Step 5: Trigger pipeline with variables
curl -X POST "https://gitlab.com/api/v4/projects/PROJECT_ID/trigger/pipeline" \
-F "token=TRIGGER_TOKEN" \
-F "ref=main" \
-F "variables[DEPLOY_ENV]=production"
Pass variables dynamically when triggering pipelines via the API.
Step 6: Use variable types
variables:
FILE_VAR:
value: "long-string-value"
description: "Enter the API key"
Variables with a description prompt users for input on manual pipeline runs.
Step 7: Protect sensitive variables
In the Variables settings, check:
- Protect variable — only available on protected branches (main, tags).
- Mask variable — hidden in job logs (requires value to match specific format rules).
Step 8: List all available variables in a job
debug:
script:
- env | sort
This prints all environment variables available in the job runner, including CI/CD variables and predefined variables like CI_COMMIT_SHA.
Alternative Solutions
Use HashiCorp Vault integration with GitLab CI for rotating secrets and fine-grained access control.
Common Errors
Masked variable not masking: GitLab masks only values that are at least 8 characters, contain at least one letter, and do not match common patterns like URLs. Test by adding the variable and checking a job log.

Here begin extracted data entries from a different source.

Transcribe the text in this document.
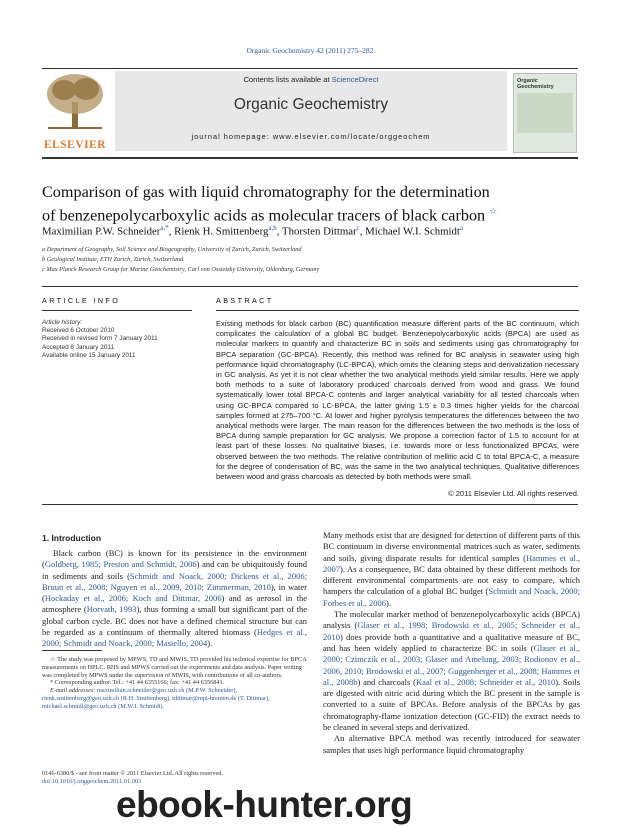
Organic Geochemistry 42 (2011) 275–282
ELSEVIER
Contents lists available at ScienceDirect
Organic Geochemistry
journal homepage: www.elsevier.com/locate/orggeochem
Organic Geochemistry
Comparison of gas with liquid chromatography for the determination
of benzenepolycarboxylic acids as molecular tracers of black carbon ☆
Maximilian P.W. Schneider$^{a,*}$, Rienk H. Smittenberg$^{a,b}$, Thorsten Dittmar$^c$, Michael W.I. Schmidt$^a$
a Department of Geography, Soil Science and Biogeography, University of Zurich, Zurich, Switzerland
b Geological Institute, ETH Zurich, Zurich, Switzerland
c Max Planck Research Group for Marine Geochemistry, Carl von Ossietzky University, Oldenburg, Germany
ARTICLE INFO	ABSTRACT
Article history:
Received 6 October 2010
Received in revised form 7 January 2011
Accepted 8 January 2011
Available online 15 January 2011
Existing methods for black carbon (BC) quantification measure different parts of the BC continuum, which complicates the calculation of a global BC budget. Benzenepolycarboxylic acids (BPCA) are used as molecular markers to quantify and characterize BC in soils and sediments using gas chromatography for BPCA separation (GC-BPCA). Recently, this method was refined for BC analysis in seawater using high performance liquid chromatography (LC-BPCA), which omits the cleaning steps and derivatization necessary in GC analysis. As yet it is not clear whether the two analytical methods yield similar results. Here we apply both methods to a suite of laboratory produced charcoals derived from wood and grass. We found systematically lower total BPCA-C contents and larger analytical variability for all tested charcoals when using GC-BPCA compared to LC-BPCA, the latter giving 1.5 ± 0.3 times higher yields for the charcoal samples formed at 275–700 °C. At lower and higher pyrolysis temperatures the differences between the two analytical methods were larger. The main reason for the differences between the two methods is the loss of BPCA during sample preparation for GC analysis. We propose a correction factor of 1.5 to account for at least part of these losses. No qualitative biases, i.e. towards more or less functionalized BPCAs, were observed between the two methods. The relative contribution of mellitic acid C to total BPCA-C, a measure for the degree of condensation of BC, was the same in the two analytical techniques. Qualitative differences between wood and grass charcoals as detected by both methods were small.
© 2011 Elsevier Ltd. All rights reserved.
1. Introduction

Black carbon (BC) is known for its persistence in the environment (Goldberg, 1985; Preston and Schmidt, 2006) and can be ubiquitously found in sediments and soils (Schmidt and Noack, 2000; Dickens et al., 2006; Bruun et al., 2008; Nguyen et al., 2009, 2010; Zimmerman, 2010), in water (Hockaday et al., 2006; Koch and Dittmar, 2006) and as aerosol in the atmosphere (Horvath, 1993), thus forming a small but significant part of the global carbon cycle. BC does not have a defined chemical structure but can be regarded as a continuum of thermally altered biomass (Hedges et al., 2000; Schmidt and Noack, 2000; Masiello, 2004).

☆ The study was proposed by MPWS, TD and MWIS. TD provided his technical expertise for BPCA measurements on HPLC. RHS and MPWS carried out the experiments and data analysis. Paper writing was completed by MPWS under the supervision of MWIS, with contributions of all co-authors.
* Corresponding author. Tel.: +41 44 6355166; fax: +41 44 6356841.
E-mail addresses: maximilian.schneider@geo.uzh.ch (M.P.W. Schneider), rienk.smittenberg@geo.uzh.ch (R.H. Smittenberg), tdittmar@mpi-bremen.de (T. Dittmar), michael.schmidt@geo.uzh.ch (M.W.I. Schmidt).
0146-6380/$ - see front matter © 2011 Elsevier Ltd. All rights reserved.
doi:10.1016/j.orggeochem.2011.01.003

Many methods exist that are designed for detection of different parts of this BC continuum in diverse environmental matrices such as water, sediments and soils, giving disparate results for identical samples (Hammes et al., 2007). As a consequence, BC data obtained by these different methods for different environmental compartments are not easy to compare, which hampers the calculation of a global BC budget (Schmidt and Noack, 2000; Forbes et al., 2006).

The molecular marker method of benzenepolycarboxylic acids (BPCA) analysis (Glaser et al., 1998; Brodowski et al., 2005; Schneider et al., 2010) does provide both a quantitative and a qualitative measure of BC, and has been widely applied to characterize BC in soils (Glaser et al., 2000; Czimczik et al., 2003; Glaser and Amelung, 2003; Rodionov et al., 2006, 2010; Brodowski et al., 2007; Guggenberger et al., 2008; Hammes et al., 2008b) and charcoals (Kaal et al., 2008; Schneider et al., 2010). Soils are digested with nitric acid during which the BC present in the sample is converted to a suite of BPCAs. Before analysis of the BPCAs by gas chromatography-flame ionization detection (GC-FID) the extract needs to be cleaned in several steps and derivatized.

An alternative BPCA method was recently introduced for seawater samples that uses high performance liquid chromatography

ebook-hunter.org
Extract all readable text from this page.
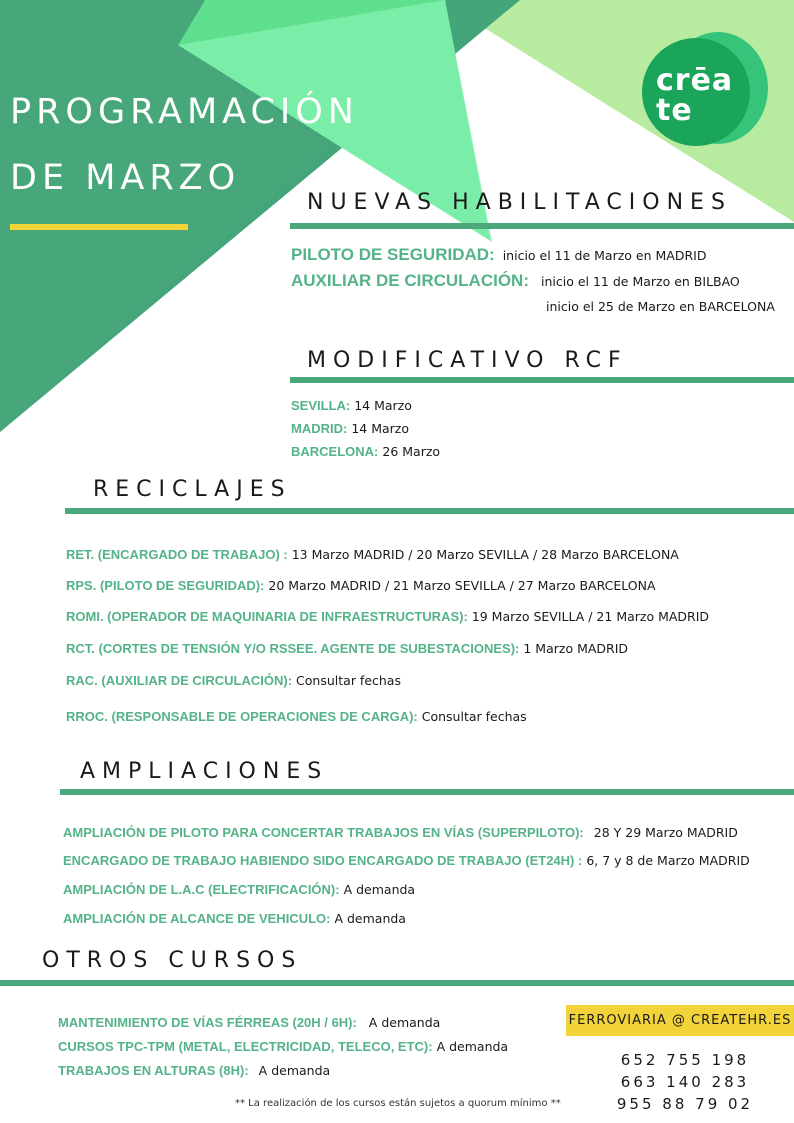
crēa te
PROGRAMACIÓN
DE MARZO
NUEVAS HABILITACIONES
PILOTO DE SEGURIDAD: inicio el 11 de Marzo en MADRID
AUXILIAR DE CIRCULACIÓN: inicio el 11 de Marzo en BILBAO
inicio el 25 de Marzo en BARCELONA
MODIFICATIVO RCF
SEVILLA: 14 Marzo
MADRID: 14 Marzo
BARCELONA: 26 Marzo
RECICLAJES
RET. (ENCARGADO DE TRABAJO) : 13 Marzo MADRID / 20 Marzo SEVILLA / 28 Marzo BARCELONA
RPS. (PILOTO DE SEGURIDAD): 20 Marzo MADRID / 21 Marzo SEVILLA / 27 Marzo BARCELONA
ROMI. (OPERADOR DE MAQUINARIA DE INFRAESTRUCTURAS): 19 Marzo SEVILLA / 21 Marzo MADRID
RCT. (CORTES DE TENSIÓN Y/O RSSEE. AGENTE DE SUBESTACIONES): 1 Marzo MADRID
RAC. (AUXILIAR DE CIRCULACIÓN): Consultar fechas
RROC. (RESPONSABLE DE OPERACIONES DE CARGA): Consultar fechas
AMPLIACIONES
AMPLIACIÓN DE PILOTO PARA CONCERTAR TRABAJOS EN VÍAS (SUPERPILOTO): 28 Y 29 Marzo MADRID
ENCARGADO DE TRABAJO HABIENDO SIDO ENCARGADO DE TRABAJO (ET24H) : 6, 7 y 8 de Marzo MADRID
AMPLIACIÓN DE L.A.C (ELECTRIFICACIÓN): A demanda
AMPLIACIÓN DE ALCANCE DE VEHICULO: A demanda
OTROS CURSOS
MANTENIMIENTO DE VÍAS FÉRREAS (20H / 6H): A demanda
CURSOS TPC-TPM (METAL, ELECTRICIDAD, TELECO, ETC): A demanda
TRABAJOS EN ALTURAS (8H): A demanda
** La realización de los cursos están sujetos a quorum mínimo **
FERROVIARIA @ CREATEHR.ES
652 755 198
663 140 283
955 88 79 02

Variable not available in job: Variables marked as "Protected" are only available on protected branches. Either uncheck "Protected" for non-sensitive variables or run the pipeline on a protected branch.
Multi-line variable values: If your variable contains newlines, use the file type in the GitLab UI or base64-encode the value and decode it in the job script.
Variable override not working: Job-level variables: override global variables:, but CI/CD variables from the UI have lower priority than YAML-defined variables for the same key.
Prevention
- Mask all sensitive variables (API keys, passwords, tokens).
- Use protected variables for production credentials.
- Never hardcode secrets in
.gitlab-ci.yml. - Use group-level variables for secrets shared across projects.